Para ser lo más cínico posible lo elegí al
mismo Leo; lo busqué incansablemente, pero como era de esperar se hacía negar
con la madre: no está, está durmiendo, todavía no vino, está con “la
novia”, etc. Cansado de tanta persecución lo fui a esperar a la salida de
la escuela, esa que está en la otra esquina de la fuente. Como él iba a la
mañana y yo a la tarde me hice una escapada antes de comer. Lo distinguí entre
tantos guardapolvos blancos por ser el más alto; cuando me vio se quería matar,
no sabía dónde esconderse, pero se hizo el zorro y me recibió con un apretón de
manos, yo para ser más falso lo abrasé y le di un beso. Le dije casi
confidencialmente que tenía algo que contarle y le pedí que nos sentáramos en
la fuente para estar más cómodos. Caminamos hasta allá en compañía de un silencio
incómodo; la fuente estaba encendida, los chorros de agua ya no danzaban
coreográficamente, pero por lo menos conservaban su dignidad a una altura
bastante considerable. Al llegar advertimos que unos pibes (unos botelleros que
habían estacionado su carro en la esquina) se bañaban y jugaban allí dentro; me
acuerdo que hacía mucho calor, ya estabamos a fines de octubre; miré el fondo,
ya no habían monedas, solo el rastro de oxido de algunas de ellas, la huella
dorada de que alguna vez los deseos sembraron aquel lugar. Leo advirtió mi
mirada y recordó conmigo el gracioso episodio de aquella noche de junio; sin
perder la oportunidad aproveché aquel momento y le conté como la noche de la
inauguración mi papá me dio una moneda de cincuenta centavos y me animó a que
pidiera un deseo, y ahí nomás le confesé que mi deseo había sido que Ana Laura
me amara para siempre, porque yo sentía eso por ella. Leo me miró con una rara
impresión en su rostro, yo también sentí algo dentro de mí, pero antes que
acertara a decirle nada él me dijo: “Los deseos no se cuentan boludo”.
Y con esa frase se dio cuenta que el poder de la moneda se desvanecía. Se quedó
inmóvil, quizás masticando sus últimas palabras, me miró con una media sonrisa
en su cara aceptando seguramente la derrota, y me felicitó con un: “sos
un hijo de puta”.
Días después, luego que Ana Laura dejara
de visitar su casa, me devolvió la moneda y me pidió disculpas, me dijo que me
había traicionado porque al poseer la moneda él también se había enamorado de
ella, pero que mi astucia había roto el encanto, así lo sintió cuando le confié
mi deseo. Hoy en día es uno de mis más preciados amigos y padrino de Fabián, mi
hijo.
Esa misma tarde, sentados en el mismo
lugar en que se había producido el desencanto, Ana Laura me confesó su amor.

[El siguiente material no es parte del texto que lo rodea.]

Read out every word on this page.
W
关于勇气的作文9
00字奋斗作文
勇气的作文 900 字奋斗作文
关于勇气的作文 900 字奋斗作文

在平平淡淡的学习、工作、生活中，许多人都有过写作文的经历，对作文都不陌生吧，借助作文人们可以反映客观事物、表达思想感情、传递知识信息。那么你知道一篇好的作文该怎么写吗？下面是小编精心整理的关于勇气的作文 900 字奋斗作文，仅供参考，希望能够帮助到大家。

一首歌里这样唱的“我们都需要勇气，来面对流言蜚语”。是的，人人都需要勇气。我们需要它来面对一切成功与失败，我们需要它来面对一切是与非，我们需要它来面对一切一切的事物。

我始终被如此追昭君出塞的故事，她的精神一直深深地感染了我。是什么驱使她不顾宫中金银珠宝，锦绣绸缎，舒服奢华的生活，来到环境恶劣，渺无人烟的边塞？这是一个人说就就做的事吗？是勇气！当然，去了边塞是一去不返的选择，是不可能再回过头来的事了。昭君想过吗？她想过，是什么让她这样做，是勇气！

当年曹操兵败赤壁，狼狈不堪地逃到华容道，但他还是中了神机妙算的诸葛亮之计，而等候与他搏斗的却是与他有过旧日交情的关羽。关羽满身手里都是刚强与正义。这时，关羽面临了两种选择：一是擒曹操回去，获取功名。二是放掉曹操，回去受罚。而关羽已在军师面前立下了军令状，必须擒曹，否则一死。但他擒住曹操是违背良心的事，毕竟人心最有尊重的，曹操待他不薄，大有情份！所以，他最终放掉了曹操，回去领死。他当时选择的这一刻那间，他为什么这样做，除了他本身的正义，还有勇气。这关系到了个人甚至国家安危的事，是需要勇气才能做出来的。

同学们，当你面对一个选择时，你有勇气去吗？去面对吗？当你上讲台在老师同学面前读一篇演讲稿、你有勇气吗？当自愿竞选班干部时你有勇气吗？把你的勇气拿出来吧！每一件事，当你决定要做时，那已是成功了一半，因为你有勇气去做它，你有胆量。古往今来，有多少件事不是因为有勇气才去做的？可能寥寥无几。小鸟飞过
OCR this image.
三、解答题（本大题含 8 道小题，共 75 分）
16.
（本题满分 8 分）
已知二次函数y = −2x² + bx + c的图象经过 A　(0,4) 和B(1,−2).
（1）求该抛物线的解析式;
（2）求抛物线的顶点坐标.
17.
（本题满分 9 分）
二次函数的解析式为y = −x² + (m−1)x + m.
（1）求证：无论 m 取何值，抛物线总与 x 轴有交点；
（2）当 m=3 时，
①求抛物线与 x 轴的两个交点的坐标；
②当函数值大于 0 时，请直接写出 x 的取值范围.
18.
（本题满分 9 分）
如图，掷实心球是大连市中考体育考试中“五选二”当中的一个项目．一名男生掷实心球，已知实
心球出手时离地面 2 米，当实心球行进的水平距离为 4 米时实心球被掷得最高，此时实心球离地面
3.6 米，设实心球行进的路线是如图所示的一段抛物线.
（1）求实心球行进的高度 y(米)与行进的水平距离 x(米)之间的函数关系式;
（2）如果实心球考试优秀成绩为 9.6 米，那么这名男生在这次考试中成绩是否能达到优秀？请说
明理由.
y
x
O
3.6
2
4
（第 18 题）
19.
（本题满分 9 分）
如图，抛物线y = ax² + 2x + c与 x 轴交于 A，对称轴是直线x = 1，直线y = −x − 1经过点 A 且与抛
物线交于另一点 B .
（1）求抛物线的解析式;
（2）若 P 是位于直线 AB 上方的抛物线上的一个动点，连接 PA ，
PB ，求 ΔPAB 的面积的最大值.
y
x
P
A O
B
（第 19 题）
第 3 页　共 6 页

Luego de más de diez años de noviazgo, de peleas y reconciliaciones, nos
casamos; tuvimos a Fabián, y nos mudamos a una casa que da frente a la fuente
(manantial trágico de nuestro amor). Todas las tardes, después de tomar mate,
nos sentamos en el borde de ésta con los pies hacia dentro, y nos sentimos
felices viendo a nuestro hijo jugar dentro de la fuente vacía. Ya no hay más
agua, ni luces, ni tampoco monedas con deseos olvidados; la única moneda llena
de nostalgia es la que cuelga de mi cuello, moneda que todavía guarda el
secreto de un deseo... que por supuesto no se puede contar (nadie lo sabe).